Após confirmar candidatura, Lula terá de cumprir restrições previstas na legislação eleitoral
Presidente fica impedido de utilizar a máquina pública para favorecer a campanha e deverá separar agendas institucionais das atividades eleitorais

Foto: Ricardo Stukert/PR
Com a confirmação da candidatura à reeleição, o presidente Luiz Inácio Lula da Silva (PT) passa a seguir uma série de regras previstas na legislação eleitoral para garantir equilíbrio na disputa pelo Palácio do Planalto. Entre as restrições estão a proibição do uso da estrutura do governo para fins de campanha e a obrigatoriedade de separar compromissos oficiais das atividades eleitorais.
A candidatura foi oficializada no último domingo (2), durante a convenção nacional do PT, em São Paulo. Lula disputará as eleições ao lado do atual vice-presidente, Geraldo Alckmin (PSB), repetindo a chapa vencedora de 2022.

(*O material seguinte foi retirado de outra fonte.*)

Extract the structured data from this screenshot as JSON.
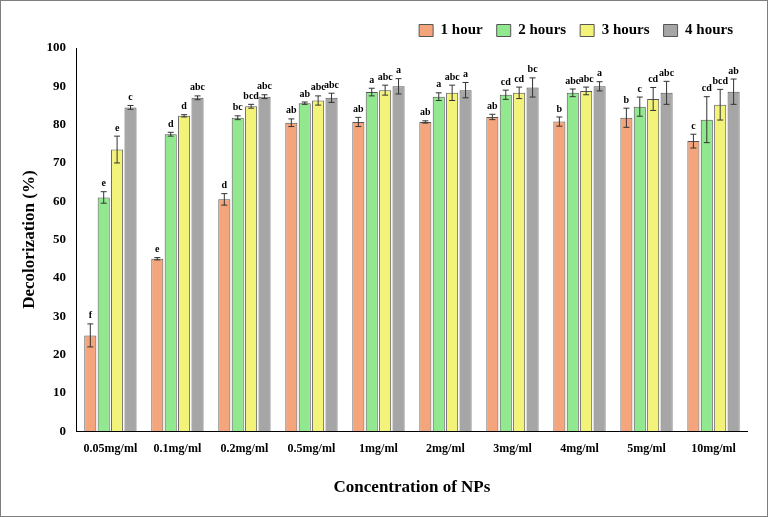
{
  "chart_data": {
    "type": "bar",
    "x_label": "Concentration of NPs",
    "y_label": "Decolorization (%)",
    "categories": [
      "0.05mg/ml",
      "0.1mg/ml",
      "0.2mg/ml",
      "0.5mg/ml",
      "1mg/ml",
      "2mg/ml",
      "3mg/ml",
      "4mg/ml",
      "5mg/ml",
      "10mg/ml"
    ],
    "ylim": [
      0,
      100
    ],
    "yticks": [
      0,
      10,
      20,
      30,
      40,
      50,
      60,
      70,
      80,
      90,
      100
    ],
    "grid": false,
    "legend": "top-right",
    "series": [
      {
        "name": "1 hour",
        "color": "#f4a57c",
        "values": [
          25,
          45,
          60.5,
          80.5,
          80.7,
          80.7,
          82,
          80.8,
          81.8,
          75.7
        ],
        "errors": [
          3,
          0.3,
          1.5,
          1,
          1.2,
          0.3,
          0.7,
          1.2,
          2.5,
          1.8
        ],
        "annotations": [
          "f",
          "e",
          "d",
          "ab",
          "ab",
          "ab",
          "ab",
          "b",
          "b",
          "c"
        ]
      },
      {
        "name": "2 hours",
        "color": "#92e88f",
        "values": [
          61,
          77.5,
          81.8,
          85.6,
          88.5,
          87.3,
          87.8,
          88.3,
          84.7,
          81.3
        ],
        "errors": [
          1.5,
          0.5,
          0.5,
          0.3,
          1,
          1,
          1.2,
          1,
          2.5,
          6
        ],
        "annotations": [
          "e",
          "d",
          "bc",
          "ab",
          "a",
          "a",
          "cd",
          "abc",
          "c",
          "cd"
        ]
      },
      {
        "name": "3 hours",
        "color": "#f3f37a",
        "values": [
          73.5,
          82.3,
          84.8,
          86.3,
          89,
          88.3,
          88.3,
          88.8,
          86.7,
          85.2
        ],
        "errors": [
          3.5,
          0.3,
          0.5,
          1.2,
          1.3,
          2,
          1.5,
          1,
          3,
          4
        ],
        "annotations": [
          "e",
          "d",
          "bcd",
          "abc",
          "abc",
          "abc",
          "cd",
          "abc",
          "cd",
          "bcd"
        ]
      },
      {
        "name": "4 hours",
        "color": "#a6a6a6",
        "values": [
          84.5,
          87,
          87.3,
          87,
          90,
          89,
          89.7,
          90,
          88.3,
          88.6
        ],
        "errors": [
          0.5,
          0.5,
          0.5,
          1.2,
          2,
          2,
          2.5,
          1.2,
          3,
          3.3
        ],
        "annotations": [
          "c",
          "abc",
          "abc",
          "abc",
          "a",
          "a",
          "bc",
          "a",
          "abc",
          "ab"
        ]
      }
    ]
  }
}
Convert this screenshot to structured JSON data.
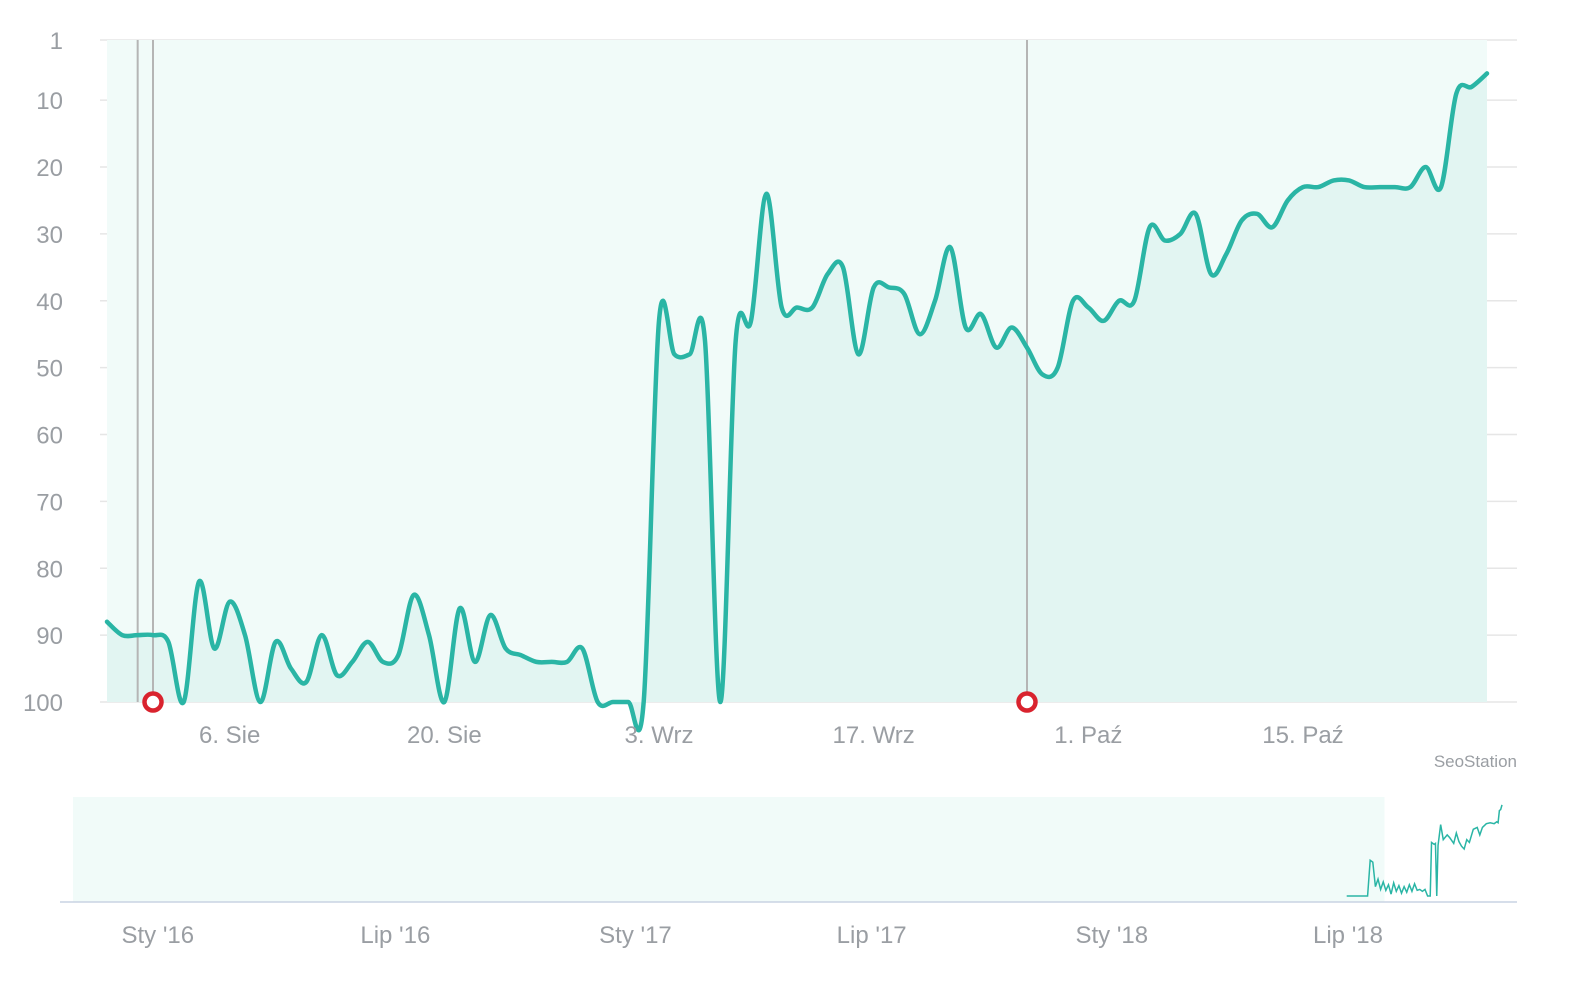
{
  "credit": "SeoStation",
  "colors": {
    "line": "#2ab5a5",
    "fill": "#e2f5f2",
    "navigator_fill": "#f1fbf9",
    "grid": "#e6e6e6",
    "marker": "#d9232e",
    "tick_text": "#9a9ea3",
    "plot_line": "#b5b5b5"
  },
  "chart_data": [
    {
      "type": "line",
      "title": "",
      "xlabel": "",
      "ylabel": "",
      "y_reversed": true,
      "ylim": [
        1,
        100
      ],
      "y_ticks": [
        1,
        10,
        20,
        30,
        40,
        50,
        60,
        70,
        80,
        90,
        100
      ],
      "xlim": [
        "2018-07-29",
        "2018-10-27"
      ],
      "x_ticks": [
        {
          "date": "2018-08-06",
          "label": "6. Sie"
        },
        {
          "date": "2018-08-20",
          "label": "20. Sie"
        },
        {
          "date": "2018-09-03",
          "label": "3. Wrz"
        },
        {
          "date": "2018-09-17",
          "label": "17. Wrz"
        },
        {
          "date": "2018-10-01",
          "label": "1. Paź"
        },
        {
          "date": "2018-10-15",
          "label": "15. Paź"
        }
      ],
      "grid": true,
      "area_fill": true,
      "series": [
        {
          "points": [
            [
              "2018-07-29",
              88
            ],
            [
              "2018-07-30",
              90
            ],
            [
              "2018-07-31",
              90
            ],
            [
              "2018-08-01",
              90
            ],
            [
              "2018-08-02",
              91
            ],
            [
              "2018-08-03",
              100
            ],
            [
              "2018-08-04",
              82
            ],
            [
              "2018-08-05",
              92
            ],
            [
              "2018-08-06",
              85
            ],
            [
              "2018-08-07",
              90
            ],
            [
              "2018-08-08",
              100
            ],
            [
              "2018-08-09",
              91
            ],
            [
              "2018-08-10",
              95
            ],
            [
              "2018-08-11",
              97
            ],
            [
              "2018-08-12",
              90
            ],
            [
              "2018-08-13",
              96
            ],
            [
              "2018-08-14",
              94
            ],
            [
              "2018-08-15",
              91
            ],
            [
              "2018-08-16",
              94
            ],
            [
              "2018-08-17",
              93
            ],
            [
              "2018-08-18",
              84
            ],
            [
              "2018-08-19",
              90
            ],
            [
              "2018-08-20",
              100
            ],
            [
              "2018-08-21",
              86
            ],
            [
              "2018-08-22",
              94
            ],
            [
              "2018-08-23",
              87
            ],
            [
              "2018-08-24",
              92
            ],
            [
              "2018-08-25",
              93
            ],
            [
              "2018-08-26",
              94
            ],
            [
              "2018-08-27",
              94
            ],
            [
              "2018-08-28",
              94
            ],
            [
              "2018-08-29",
              92
            ],
            [
              "2018-08-30",
              100
            ],
            [
              "2018-08-31",
              100
            ],
            [
              "2018-09-01",
              100
            ],
            [
              "2018-09-02",
              100
            ],
            [
              "2018-09-03",
              43
            ],
            [
              "2018-09-04",
              48
            ],
            [
              "2018-09-05",
              48
            ],
            [
              "2018-09-06",
              46
            ],
            [
              "2018-09-07",
              100
            ],
            [
              "2018-09-08",
              46
            ],
            [
              "2018-09-09",
              43
            ],
            [
              "2018-09-10",
              24
            ],
            [
              "2018-09-11",
              41
            ],
            [
              "2018-09-12",
              41
            ],
            [
              "2018-09-13",
              41
            ],
            [
              "2018-09-14",
              36
            ],
            [
              "2018-09-15",
              35
            ],
            [
              "2018-09-16",
              48
            ],
            [
              "2018-09-17",
              38
            ],
            [
              "2018-09-18",
              38
            ],
            [
              "2018-09-19",
              39
            ],
            [
              "2018-09-20",
              45
            ],
            [
              "2018-09-21",
              40
            ],
            [
              "2018-09-22",
              32
            ],
            [
              "2018-09-23",
              44
            ],
            [
              "2018-09-24",
              42
            ],
            [
              "2018-09-25",
              47
            ],
            [
              "2018-09-26",
              44
            ],
            [
              "2018-09-27",
              47
            ],
            [
              "2018-09-28",
              51
            ],
            [
              "2018-09-29",
              50
            ],
            [
              "2018-09-30",
              40
            ],
            [
              "2018-10-01",
              41
            ],
            [
              "2018-10-02",
              43
            ],
            [
              "2018-10-03",
              40
            ],
            [
              "2018-10-04",
              40
            ],
            [
              "2018-10-05",
              29
            ],
            [
              "2018-10-06",
              31
            ],
            [
              "2018-10-07",
              30
            ],
            [
              "2018-10-08",
              27
            ],
            [
              "2018-10-09",
              36
            ],
            [
              "2018-10-10",
              33
            ],
            [
              "2018-10-11",
              28
            ],
            [
              "2018-10-12",
              27
            ],
            [
              "2018-10-13",
              29
            ],
            [
              "2018-10-14",
              25
            ],
            [
              "2018-10-15",
              23
            ],
            [
              "2018-10-16",
              23
            ],
            [
              "2018-10-17",
              22
            ],
            [
              "2018-10-18",
              22
            ],
            [
              "2018-10-19",
              23
            ],
            [
              "2018-10-20",
              23
            ],
            [
              "2018-10-21",
              23
            ],
            [
              "2018-10-22",
              23
            ],
            [
              "2018-10-23",
              20
            ],
            [
              "2018-10-24",
              23
            ],
            [
              "2018-10-25",
              9
            ],
            [
              "2018-10-26",
              8
            ],
            [
              "2018-10-27",
              6
            ]
          ]
        }
      ],
      "plot_lines": [
        "2018-07-31",
        "2018-08-01",
        "2018-09-27"
      ],
      "markers": [
        "2018-08-01",
        "2018-09-27"
      ]
    },
    {
      "type": "area",
      "title": "",
      "xlim": [
        "2015-10-28",
        "2018-10-27"
      ],
      "x_ticks": [
        {
          "date": "2016-01-01",
          "label": "Sty '16"
        },
        {
          "date": "2016-07-01",
          "label": "Lip '16"
        },
        {
          "date": "2017-01-01",
          "label": "Sty '17"
        },
        {
          "date": "2017-07-01",
          "label": "Lip '17"
        },
        {
          "date": "2018-01-01",
          "label": "Sty '18"
        },
        {
          "date": "2018-07-01",
          "label": "Lip '18"
        }
      ],
      "selection_range": [
        "2015-10-28",
        "2018-07-29"
      ],
      "series": [
        {
          "points": [
            [
              "2018-06-30",
              100
            ],
            [
              "2018-07-05",
              100
            ],
            [
              "2018-07-12",
              100
            ],
            [
              "2018-07-16",
              100
            ],
            [
              "2018-07-18",
              62
            ],
            [
              "2018-07-20",
              64
            ],
            [
              "2018-07-22",
              90
            ],
            [
              "2018-07-24",
              82
            ],
            [
              "2018-07-26",
              93
            ],
            [
              "2018-07-28",
              85
            ],
            [
              "2018-07-30",
              94
            ],
            [
              "2018-08-01",
              88
            ],
            [
              "2018-08-03",
              98
            ],
            [
              "2018-08-05",
              86
            ],
            [
              "2018-08-07",
              95
            ],
            [
              "2018-08-09",
              89
            ],
            [
              "2018-08-11",
              97
            ],
            [
              "2018-08-13",
              90
            ],
            [
              "2018-08-15",
              96
            ],
            [
              "2018-08-17",
              88
            ],
            [
              "2018-08-19",
              95
            ],
            [
              "2018-08-21",
              87
            ],
            [
              "2018-08-23",
              94
            ],
            [
              "2018-08-25",
              93
            ],
            [
              "2018-08-27",
              95
            ],
            [
              "2018-08-29",
              93
            ],
            [
              "2018-08-31",
              100
            ],
            [
              "2018-09-02",
              100
            ],
            [
              "2018-09-03",
              43
            ],
            [
              "2018-09-05",
              45
            ],
            [
              "2018-09-06",
              44
            ],
            [
              "2018-09-07",
              100
            ],
            [
              "2018-09-08",
              46
            ],
            [
              "2018-09-10",
              24
            ],
            [
              "2018-09-12",
              40
            ],
            [
              "2018-09-15",
              35
            ],
            [
              "2018-09-17",
              38
            ],
            [
              "2018-09-20",
              44
            ],
            [
              "2018-09-22",
              33
            ],
            [
              "2018-09-24",
              42
            ],
            [
              "2018-09-26",
              47
            ],
            [
              "2018-09-28",
              50
            ],
            [
              "2018-09-30",
              40
            ],
            [
              "2018-10-02",
              43
            ],
            [
              "2018-10-05",
              29
            ],
            [
              "2018-10-08",
              27
            ],
            [
              "2018-10-10",
              35
            ],
            [
              "2018-10-12",
              27
            ],
            [
              "2018-10-15",
              23
            ],
            [
              "2018-10-18",
              22
            ],
            [
              "2018-10-21",
              23
            ],
            [
              "2018-10-23",
              21
            ],
            [
              "2018-10-24",
              22
            ],
            [
              "2018-10-25",
              9
            ],
            [
              "2018-10-26",
              8
            ],
            [
              "2018-10-27",
              3
            ]
          ]
        }
      ]
    }
  ]
}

A partir da confirmação da candidatura, o presidente não poderá utilizar bens, servidores ou recursos públicos para pedir votos, nem criar novos programas sociais ou distribuir benefícios com finalidade eleitoral. Também fica proibido o uso da publicidade institucional para promoção pessoal ou da candidatura.
Nas viagens realizadas durante o período eleitoral, os compromissos institucionais continuarão sendo custeados pelo poder público, conforme as regras da administração. Já os eventos de campanha deverão ter todas as despesas registradas pela candidatura, seguindo as normas da Justiça Eleitoral.
O calendário das eleições prevê que os partidos têm até 5 de agosto para realizar convenções e até 15 de agosto para registrar oficialmente as candidaturas. A propaganda eleitoral estará autorizada a partir de 16 de agosto.